Yesterday was one of those days when my soul simultaneously soared and sank.
How to explain? How to enumerate? How to attach words to feelings experienced so powerfully?
In mulling it over, my husband gave me a word to begin to describe how the death of a friend affects us: cumulative. It's a cumulative loss; that's how he put it more or less.
So when I think of Sarah gone from our ward family. When I cry because I won't see her smile again in this life. When I fret and cry and lament her children's and parents' aching hearts. When I mourn her too-soon departure, my mind and heart tick back to the three most recent funerals I've attended: Zoe's, Grandpa's, and Tawna's.

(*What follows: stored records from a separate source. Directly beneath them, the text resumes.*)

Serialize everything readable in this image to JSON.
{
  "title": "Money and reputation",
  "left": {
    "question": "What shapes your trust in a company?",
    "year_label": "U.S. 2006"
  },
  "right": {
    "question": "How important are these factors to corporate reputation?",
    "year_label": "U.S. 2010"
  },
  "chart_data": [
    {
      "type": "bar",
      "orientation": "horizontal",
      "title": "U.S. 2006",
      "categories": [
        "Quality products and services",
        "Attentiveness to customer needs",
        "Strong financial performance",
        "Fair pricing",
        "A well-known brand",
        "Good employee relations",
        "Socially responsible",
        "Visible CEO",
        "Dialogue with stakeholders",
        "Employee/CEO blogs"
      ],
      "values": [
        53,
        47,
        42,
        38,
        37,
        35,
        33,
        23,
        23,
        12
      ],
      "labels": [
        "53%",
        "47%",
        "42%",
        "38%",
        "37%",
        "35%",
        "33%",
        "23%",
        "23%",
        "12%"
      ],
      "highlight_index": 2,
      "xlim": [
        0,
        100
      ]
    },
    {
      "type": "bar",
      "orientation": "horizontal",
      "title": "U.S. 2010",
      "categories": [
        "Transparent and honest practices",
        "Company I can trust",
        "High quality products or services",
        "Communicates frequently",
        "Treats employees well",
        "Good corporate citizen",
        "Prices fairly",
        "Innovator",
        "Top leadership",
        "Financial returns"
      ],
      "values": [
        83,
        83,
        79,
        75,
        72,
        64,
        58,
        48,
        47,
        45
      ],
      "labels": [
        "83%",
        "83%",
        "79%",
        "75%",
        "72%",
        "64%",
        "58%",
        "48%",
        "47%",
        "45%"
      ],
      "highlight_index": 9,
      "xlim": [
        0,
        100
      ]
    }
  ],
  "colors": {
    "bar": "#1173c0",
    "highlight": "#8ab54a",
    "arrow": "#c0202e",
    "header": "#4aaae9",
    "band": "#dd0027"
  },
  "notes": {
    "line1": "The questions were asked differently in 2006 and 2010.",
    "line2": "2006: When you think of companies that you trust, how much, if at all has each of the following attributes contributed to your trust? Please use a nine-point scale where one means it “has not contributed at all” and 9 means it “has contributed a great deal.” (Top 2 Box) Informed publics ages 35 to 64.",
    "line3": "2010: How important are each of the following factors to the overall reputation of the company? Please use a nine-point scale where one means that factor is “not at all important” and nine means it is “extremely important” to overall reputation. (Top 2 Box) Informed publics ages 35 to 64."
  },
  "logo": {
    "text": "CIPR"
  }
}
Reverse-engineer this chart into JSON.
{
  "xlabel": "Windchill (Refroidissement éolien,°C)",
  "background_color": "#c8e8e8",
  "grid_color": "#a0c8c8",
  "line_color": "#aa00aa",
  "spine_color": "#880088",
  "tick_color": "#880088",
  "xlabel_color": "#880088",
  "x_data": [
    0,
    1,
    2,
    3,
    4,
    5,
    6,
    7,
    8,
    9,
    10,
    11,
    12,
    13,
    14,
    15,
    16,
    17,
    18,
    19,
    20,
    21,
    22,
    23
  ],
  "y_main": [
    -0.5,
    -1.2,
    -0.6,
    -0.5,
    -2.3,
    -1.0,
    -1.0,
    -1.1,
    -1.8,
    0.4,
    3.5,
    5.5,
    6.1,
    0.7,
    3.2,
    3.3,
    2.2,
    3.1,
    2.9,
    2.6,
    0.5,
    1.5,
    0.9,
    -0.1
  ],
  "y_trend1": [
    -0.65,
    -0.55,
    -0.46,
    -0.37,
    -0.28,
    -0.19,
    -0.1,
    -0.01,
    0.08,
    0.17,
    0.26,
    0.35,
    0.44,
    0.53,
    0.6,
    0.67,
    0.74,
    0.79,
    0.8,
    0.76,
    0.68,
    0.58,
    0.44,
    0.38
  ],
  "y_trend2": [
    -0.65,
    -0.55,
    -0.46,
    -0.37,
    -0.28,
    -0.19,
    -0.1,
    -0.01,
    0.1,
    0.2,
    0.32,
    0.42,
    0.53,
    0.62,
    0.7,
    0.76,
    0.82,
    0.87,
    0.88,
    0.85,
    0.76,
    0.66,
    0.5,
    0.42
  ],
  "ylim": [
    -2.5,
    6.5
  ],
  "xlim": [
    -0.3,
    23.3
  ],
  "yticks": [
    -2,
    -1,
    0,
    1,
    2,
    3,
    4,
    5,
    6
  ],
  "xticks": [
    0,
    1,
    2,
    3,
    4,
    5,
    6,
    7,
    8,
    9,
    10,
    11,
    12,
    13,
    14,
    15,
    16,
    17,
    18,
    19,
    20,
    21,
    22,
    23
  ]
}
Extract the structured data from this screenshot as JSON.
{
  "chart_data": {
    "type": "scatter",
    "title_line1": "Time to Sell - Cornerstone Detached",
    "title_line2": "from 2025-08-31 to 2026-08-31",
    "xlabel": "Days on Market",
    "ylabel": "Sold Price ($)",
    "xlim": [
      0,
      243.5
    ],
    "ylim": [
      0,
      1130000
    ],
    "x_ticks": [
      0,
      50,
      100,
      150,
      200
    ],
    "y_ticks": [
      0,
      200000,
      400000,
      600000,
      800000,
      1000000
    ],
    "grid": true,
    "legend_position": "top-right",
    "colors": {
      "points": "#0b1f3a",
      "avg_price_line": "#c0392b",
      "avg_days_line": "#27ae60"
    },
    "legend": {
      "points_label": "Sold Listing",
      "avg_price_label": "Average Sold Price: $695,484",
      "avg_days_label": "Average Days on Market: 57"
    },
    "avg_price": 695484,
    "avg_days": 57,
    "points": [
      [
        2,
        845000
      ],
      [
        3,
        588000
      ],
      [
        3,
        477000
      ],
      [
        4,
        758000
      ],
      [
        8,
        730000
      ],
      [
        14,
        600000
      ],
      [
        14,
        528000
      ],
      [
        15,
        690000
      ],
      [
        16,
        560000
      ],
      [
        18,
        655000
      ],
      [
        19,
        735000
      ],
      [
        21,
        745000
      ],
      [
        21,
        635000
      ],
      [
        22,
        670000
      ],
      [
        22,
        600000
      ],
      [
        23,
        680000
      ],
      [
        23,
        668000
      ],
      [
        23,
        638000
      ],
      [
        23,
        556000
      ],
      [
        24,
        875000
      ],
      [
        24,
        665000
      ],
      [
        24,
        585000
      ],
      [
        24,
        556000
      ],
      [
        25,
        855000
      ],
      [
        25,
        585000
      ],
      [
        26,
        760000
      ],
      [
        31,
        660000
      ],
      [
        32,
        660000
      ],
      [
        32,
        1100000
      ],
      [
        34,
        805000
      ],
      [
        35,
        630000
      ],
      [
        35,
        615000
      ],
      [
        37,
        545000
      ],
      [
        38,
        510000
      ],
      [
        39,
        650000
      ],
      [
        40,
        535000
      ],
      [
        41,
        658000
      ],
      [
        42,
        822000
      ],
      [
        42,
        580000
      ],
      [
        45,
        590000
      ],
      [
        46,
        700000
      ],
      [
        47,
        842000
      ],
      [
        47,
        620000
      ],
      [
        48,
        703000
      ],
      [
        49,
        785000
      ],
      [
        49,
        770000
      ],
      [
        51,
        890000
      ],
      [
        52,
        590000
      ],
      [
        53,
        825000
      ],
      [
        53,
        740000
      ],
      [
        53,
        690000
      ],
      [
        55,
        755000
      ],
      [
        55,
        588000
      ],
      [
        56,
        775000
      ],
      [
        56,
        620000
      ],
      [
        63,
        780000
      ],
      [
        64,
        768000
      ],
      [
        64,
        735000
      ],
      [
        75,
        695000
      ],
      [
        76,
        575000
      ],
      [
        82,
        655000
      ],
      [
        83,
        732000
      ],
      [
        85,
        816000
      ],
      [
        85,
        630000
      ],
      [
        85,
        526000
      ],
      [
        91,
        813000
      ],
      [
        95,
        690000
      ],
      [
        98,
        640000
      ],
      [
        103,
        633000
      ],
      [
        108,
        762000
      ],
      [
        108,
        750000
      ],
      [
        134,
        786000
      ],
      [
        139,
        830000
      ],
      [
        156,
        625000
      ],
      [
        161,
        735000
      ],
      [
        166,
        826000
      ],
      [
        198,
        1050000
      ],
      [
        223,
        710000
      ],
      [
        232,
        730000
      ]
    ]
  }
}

The most fresh, the most recent adding to the absences of the others gone before.
And yet for all the dark clouds pressing in, the sun shines above.
Sinking and soaring. I miss Grandpa saying, "See ya in the funny papers." I ache for Zoe's parents who lost her on Christmas. I wish Tawna could be here, holding my babies, her grandbabies. I miss Sarah's sincere gaze. And yet.
Their goodness inspires.
From the Latin, inspire means to breathe upon or into.
Their goodness inspires. They invite me to live more fully, to use all the breath I have to meet them again at Jesus' feet.
They are spires. I lift my eyes and heart because of their lives, because of their deaths.
1 comment:
Beautiful post for beautiful lives. Thank you.